After a decade of bouncing off of it, I finally beat Mech Platoon (GBA)
Mech Platoon is one of those games where the texture is so rough, so crunchy, so hard to enjoy, yet the fact that it exists at all is merit enough. Similar perhaps to how impressive the Starcraft port on N64 is, the fact that we have a fully fledged RTS experience on the GBA is a work of wizardry.
Several times over the past decade I've tried to pick up Mech Platoon, to see what it had to offer. Each time I bounced off just a few campaign missions in. Usually due to my own incompetence, struggling to juggle the mission requirements and the awkward control scheme. This final successful playthrough was fueled by my more recent endeavors in playing more RTS games as a whole, between the Age of series, Dawn of War series, and Total War: Warhammer, I felt more equipped with a better mindset to tackle Mech Platoon.
I am still baffled by the variation of units the game has which is about 36 unique units.

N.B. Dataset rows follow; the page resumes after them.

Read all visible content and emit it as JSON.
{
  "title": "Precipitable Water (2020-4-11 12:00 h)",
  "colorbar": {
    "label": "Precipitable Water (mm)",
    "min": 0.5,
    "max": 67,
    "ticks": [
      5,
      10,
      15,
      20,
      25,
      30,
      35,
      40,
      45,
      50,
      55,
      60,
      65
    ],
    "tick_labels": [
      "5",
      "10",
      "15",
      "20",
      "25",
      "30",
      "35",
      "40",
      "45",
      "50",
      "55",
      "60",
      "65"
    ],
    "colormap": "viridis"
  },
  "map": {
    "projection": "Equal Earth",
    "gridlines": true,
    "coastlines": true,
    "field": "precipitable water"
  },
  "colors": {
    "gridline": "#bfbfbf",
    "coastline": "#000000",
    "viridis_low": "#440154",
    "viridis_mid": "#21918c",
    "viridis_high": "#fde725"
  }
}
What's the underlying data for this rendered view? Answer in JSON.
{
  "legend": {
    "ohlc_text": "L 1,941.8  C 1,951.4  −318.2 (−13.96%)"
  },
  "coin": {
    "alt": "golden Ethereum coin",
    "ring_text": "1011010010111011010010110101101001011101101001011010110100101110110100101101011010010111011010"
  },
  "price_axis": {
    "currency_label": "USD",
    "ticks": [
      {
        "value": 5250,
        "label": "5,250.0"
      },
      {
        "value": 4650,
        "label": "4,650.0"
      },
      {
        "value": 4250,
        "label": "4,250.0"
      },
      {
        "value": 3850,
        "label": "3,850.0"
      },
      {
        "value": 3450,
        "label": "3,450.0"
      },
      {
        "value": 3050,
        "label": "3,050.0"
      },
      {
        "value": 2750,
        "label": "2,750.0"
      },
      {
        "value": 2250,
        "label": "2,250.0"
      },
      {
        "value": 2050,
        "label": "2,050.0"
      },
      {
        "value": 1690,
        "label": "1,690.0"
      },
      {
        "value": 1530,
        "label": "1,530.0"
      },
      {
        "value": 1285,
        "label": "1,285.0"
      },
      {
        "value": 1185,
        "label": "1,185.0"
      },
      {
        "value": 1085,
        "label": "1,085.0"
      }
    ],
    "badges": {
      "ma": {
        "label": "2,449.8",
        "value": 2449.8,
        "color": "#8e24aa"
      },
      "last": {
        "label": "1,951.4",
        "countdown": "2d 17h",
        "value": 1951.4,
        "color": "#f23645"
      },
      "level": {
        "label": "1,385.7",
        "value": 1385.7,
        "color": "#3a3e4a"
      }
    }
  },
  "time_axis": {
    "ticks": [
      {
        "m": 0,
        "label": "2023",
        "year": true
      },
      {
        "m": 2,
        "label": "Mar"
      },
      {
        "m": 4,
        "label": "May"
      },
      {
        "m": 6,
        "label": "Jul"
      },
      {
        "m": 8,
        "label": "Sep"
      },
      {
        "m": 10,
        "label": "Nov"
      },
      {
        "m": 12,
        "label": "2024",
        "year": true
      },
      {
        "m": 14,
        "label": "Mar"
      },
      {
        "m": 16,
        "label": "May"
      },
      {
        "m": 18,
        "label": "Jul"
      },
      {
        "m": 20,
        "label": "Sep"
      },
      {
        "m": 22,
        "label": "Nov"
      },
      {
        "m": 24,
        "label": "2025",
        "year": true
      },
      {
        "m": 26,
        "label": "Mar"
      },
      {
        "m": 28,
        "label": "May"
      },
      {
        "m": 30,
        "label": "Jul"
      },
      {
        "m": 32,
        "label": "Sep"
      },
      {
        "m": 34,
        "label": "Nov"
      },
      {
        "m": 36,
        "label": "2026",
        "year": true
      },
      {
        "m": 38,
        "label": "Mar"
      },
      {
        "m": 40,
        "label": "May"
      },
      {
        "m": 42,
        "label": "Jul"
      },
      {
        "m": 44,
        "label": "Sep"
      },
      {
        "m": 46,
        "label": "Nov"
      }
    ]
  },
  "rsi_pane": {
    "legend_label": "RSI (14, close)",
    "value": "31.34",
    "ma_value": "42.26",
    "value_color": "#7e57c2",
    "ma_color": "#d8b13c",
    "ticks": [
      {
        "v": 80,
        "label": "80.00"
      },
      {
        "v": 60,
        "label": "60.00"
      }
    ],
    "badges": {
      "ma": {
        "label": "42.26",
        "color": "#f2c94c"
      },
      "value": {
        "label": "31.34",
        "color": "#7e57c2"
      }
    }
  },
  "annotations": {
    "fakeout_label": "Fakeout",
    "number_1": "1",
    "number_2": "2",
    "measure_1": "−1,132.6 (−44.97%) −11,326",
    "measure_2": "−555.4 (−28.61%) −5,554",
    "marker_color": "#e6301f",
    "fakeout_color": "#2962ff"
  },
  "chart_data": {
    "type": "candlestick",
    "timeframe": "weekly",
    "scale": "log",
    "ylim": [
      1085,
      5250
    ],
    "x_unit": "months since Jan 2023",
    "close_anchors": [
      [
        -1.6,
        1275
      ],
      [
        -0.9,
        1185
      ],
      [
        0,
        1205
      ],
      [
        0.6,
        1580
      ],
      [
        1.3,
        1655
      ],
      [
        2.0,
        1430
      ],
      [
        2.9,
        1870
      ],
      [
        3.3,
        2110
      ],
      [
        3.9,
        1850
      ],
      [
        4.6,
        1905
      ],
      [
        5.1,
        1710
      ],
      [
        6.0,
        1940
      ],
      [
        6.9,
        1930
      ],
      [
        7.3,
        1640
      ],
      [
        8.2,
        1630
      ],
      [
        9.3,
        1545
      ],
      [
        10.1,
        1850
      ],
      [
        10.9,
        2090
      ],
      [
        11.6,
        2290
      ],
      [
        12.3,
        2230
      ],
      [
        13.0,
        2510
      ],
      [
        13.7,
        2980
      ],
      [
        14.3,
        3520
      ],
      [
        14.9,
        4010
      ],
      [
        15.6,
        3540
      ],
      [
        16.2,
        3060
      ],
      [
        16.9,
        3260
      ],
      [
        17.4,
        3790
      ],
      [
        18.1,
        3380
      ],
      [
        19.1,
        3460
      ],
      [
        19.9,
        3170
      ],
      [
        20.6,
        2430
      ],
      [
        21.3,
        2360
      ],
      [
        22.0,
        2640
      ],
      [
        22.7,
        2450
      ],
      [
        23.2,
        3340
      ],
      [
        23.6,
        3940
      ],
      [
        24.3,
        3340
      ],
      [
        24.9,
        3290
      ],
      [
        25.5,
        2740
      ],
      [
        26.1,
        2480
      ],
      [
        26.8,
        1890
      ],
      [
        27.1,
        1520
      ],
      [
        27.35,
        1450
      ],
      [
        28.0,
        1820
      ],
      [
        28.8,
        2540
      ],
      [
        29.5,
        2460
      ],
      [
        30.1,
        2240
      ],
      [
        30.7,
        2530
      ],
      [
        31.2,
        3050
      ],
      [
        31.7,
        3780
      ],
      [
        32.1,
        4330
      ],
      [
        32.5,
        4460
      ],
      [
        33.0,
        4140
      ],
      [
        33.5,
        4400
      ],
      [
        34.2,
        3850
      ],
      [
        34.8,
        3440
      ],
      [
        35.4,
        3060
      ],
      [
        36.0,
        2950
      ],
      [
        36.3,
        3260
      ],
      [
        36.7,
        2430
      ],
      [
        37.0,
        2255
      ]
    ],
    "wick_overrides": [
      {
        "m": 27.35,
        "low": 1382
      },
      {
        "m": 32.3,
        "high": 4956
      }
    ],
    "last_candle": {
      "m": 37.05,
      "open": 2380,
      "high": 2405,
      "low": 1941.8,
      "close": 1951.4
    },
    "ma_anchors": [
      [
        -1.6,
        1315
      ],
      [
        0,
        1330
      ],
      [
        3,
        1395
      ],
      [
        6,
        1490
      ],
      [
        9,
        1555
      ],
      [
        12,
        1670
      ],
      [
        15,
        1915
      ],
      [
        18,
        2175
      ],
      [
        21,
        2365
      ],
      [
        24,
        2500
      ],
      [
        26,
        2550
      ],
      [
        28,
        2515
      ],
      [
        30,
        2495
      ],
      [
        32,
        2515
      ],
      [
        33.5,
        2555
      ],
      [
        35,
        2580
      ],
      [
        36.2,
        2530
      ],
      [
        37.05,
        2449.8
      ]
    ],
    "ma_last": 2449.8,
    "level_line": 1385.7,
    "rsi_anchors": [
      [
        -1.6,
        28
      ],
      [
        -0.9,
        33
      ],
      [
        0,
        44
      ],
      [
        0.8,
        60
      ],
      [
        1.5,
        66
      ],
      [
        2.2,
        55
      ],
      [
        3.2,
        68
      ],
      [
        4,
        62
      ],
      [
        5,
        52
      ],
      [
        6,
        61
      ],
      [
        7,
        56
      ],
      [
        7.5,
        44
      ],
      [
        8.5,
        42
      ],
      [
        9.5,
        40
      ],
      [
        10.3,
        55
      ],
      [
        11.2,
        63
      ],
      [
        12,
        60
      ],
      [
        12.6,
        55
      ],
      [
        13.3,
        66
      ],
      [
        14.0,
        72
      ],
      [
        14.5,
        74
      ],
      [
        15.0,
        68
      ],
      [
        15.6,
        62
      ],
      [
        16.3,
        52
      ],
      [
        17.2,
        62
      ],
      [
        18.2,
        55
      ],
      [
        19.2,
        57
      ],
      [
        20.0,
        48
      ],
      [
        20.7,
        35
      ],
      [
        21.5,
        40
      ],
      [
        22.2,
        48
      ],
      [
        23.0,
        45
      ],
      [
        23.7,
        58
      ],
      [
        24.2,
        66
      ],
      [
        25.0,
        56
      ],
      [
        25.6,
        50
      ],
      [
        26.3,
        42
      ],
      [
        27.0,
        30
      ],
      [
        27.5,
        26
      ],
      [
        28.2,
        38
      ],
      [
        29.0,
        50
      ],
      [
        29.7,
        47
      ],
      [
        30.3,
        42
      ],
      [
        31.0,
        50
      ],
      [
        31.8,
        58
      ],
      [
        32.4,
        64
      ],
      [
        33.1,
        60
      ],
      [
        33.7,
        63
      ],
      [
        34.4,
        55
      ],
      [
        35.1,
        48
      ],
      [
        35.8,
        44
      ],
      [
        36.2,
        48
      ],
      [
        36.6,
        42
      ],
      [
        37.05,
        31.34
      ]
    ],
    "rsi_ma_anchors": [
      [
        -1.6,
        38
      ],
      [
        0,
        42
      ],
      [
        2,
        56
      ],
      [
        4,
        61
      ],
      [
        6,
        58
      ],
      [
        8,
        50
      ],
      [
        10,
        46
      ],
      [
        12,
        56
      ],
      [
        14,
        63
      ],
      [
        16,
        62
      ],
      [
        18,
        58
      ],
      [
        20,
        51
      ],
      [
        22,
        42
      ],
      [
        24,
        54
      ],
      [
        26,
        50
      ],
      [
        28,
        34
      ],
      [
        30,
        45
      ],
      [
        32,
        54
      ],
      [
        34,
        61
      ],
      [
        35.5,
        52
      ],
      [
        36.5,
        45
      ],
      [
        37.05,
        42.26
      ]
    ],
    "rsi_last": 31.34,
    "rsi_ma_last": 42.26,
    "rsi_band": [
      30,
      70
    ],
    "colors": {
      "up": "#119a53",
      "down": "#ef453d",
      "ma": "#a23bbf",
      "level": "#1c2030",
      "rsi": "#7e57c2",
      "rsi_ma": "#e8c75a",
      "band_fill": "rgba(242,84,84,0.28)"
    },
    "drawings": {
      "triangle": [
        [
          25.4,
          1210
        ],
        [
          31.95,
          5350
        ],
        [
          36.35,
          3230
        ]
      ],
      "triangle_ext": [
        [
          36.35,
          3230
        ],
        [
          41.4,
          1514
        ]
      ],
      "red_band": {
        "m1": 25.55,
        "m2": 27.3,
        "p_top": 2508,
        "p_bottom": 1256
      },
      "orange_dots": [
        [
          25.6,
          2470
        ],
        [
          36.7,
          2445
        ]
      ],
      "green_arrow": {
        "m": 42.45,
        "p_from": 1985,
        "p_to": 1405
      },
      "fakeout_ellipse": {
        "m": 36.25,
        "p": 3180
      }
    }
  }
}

That's a decent amount of variation on different stat spreads & damage types to experiment with.
Some interesting gameplay quirks I discovered during my playthrough. All ranged attacks are handled similarly to maybe how Age of Empires II handled arrows and siege shots. Where they actually have travel time and either land or missed based on a map-tile system, checking if a unit is on that tile when it lands. Meaning your units with fast movement speed can actually actively dodge ranged attacks if your micro is decent enough. The way they made melee work under the GBA limitations is interesting, a unit that is hit by melee will have their movement action cancelled. So if you're trying to retreat a slower unit and they are hit by a melee attack, they essentially get stun-locked and issuing new movement commands will only lead to them being hit again and stuck. It was neat seeing them intentionally have melee be able to "tie-up" ranged units like in other RTS.
Unit pathing is abysmal and maybe my only true gripe with the game? I had to micro individual movement so much because of how easy it is for workers & units to get stuck on every possible thing in their path.
EDIT: Oh my god, I found in the system menu there is a setting to set unit commands from "Renew" to "Continue". Renew meaning every time you issue commands to a unit/group it automatically deselects them after. Continue keeps the unit/group selected letting you issue multiple commands for micro. I played the entire game not knowing about this feature lmaoooo
The campaign was fun for what it was, the mission variation was nice even though they felt sort of restrictive and never let you do normal RTS game things like focusing on tech upgrades. You usually just macro out units if possible and can handle whatever the objective is. Having to salvage parts from fights during missions added some extra unneeded stress to unlock more units.
After getting 100% on my unit database for use in Skirmish/Multiplayer I had to go try out a Skirmish against the CPU. Finally a normal paced match where I can explore unit upgrades a bit more and try out some composition strategies. The way they leverage the CPU similar to how some RTS games give the CPU a resource or production advantage, Mech Platoon handles this by giving the CPU a natural start next to resources while your workers are forced to start somewhat away from your natural resource points. A weird way to handle it but sure. On my first attempt, the CPU actually two-factory rushed me with fast units and it got a good chuckle out of me. On my second attempt I went into unit production much quicker and beat the rush out, leaving their workers vulnerable to attack, which also caused the CPU to break and essentially give-up. I might use the mode to test some unit things out but as you'd expect the CPU is fairly manipulatable in this mode. One neat thing with skirmish is that even on the same maps, the resource points are randomized each time to keep things different which I thought was a nice touch.
It is tantalizing thinking about what deranged strategies could come from two humans trying to play this game against each other. I'd really like to explore the multiplayer and see what is possible, what units are good, what strategies emerge, but alas finding people willing to engage with this game earnestly, let alone for multiplayer is a large ask.
It might be a fun future personal project to try and recreate Mech Platoon in Godot and give it some much needed love like redrawn sprites and better unit pathing.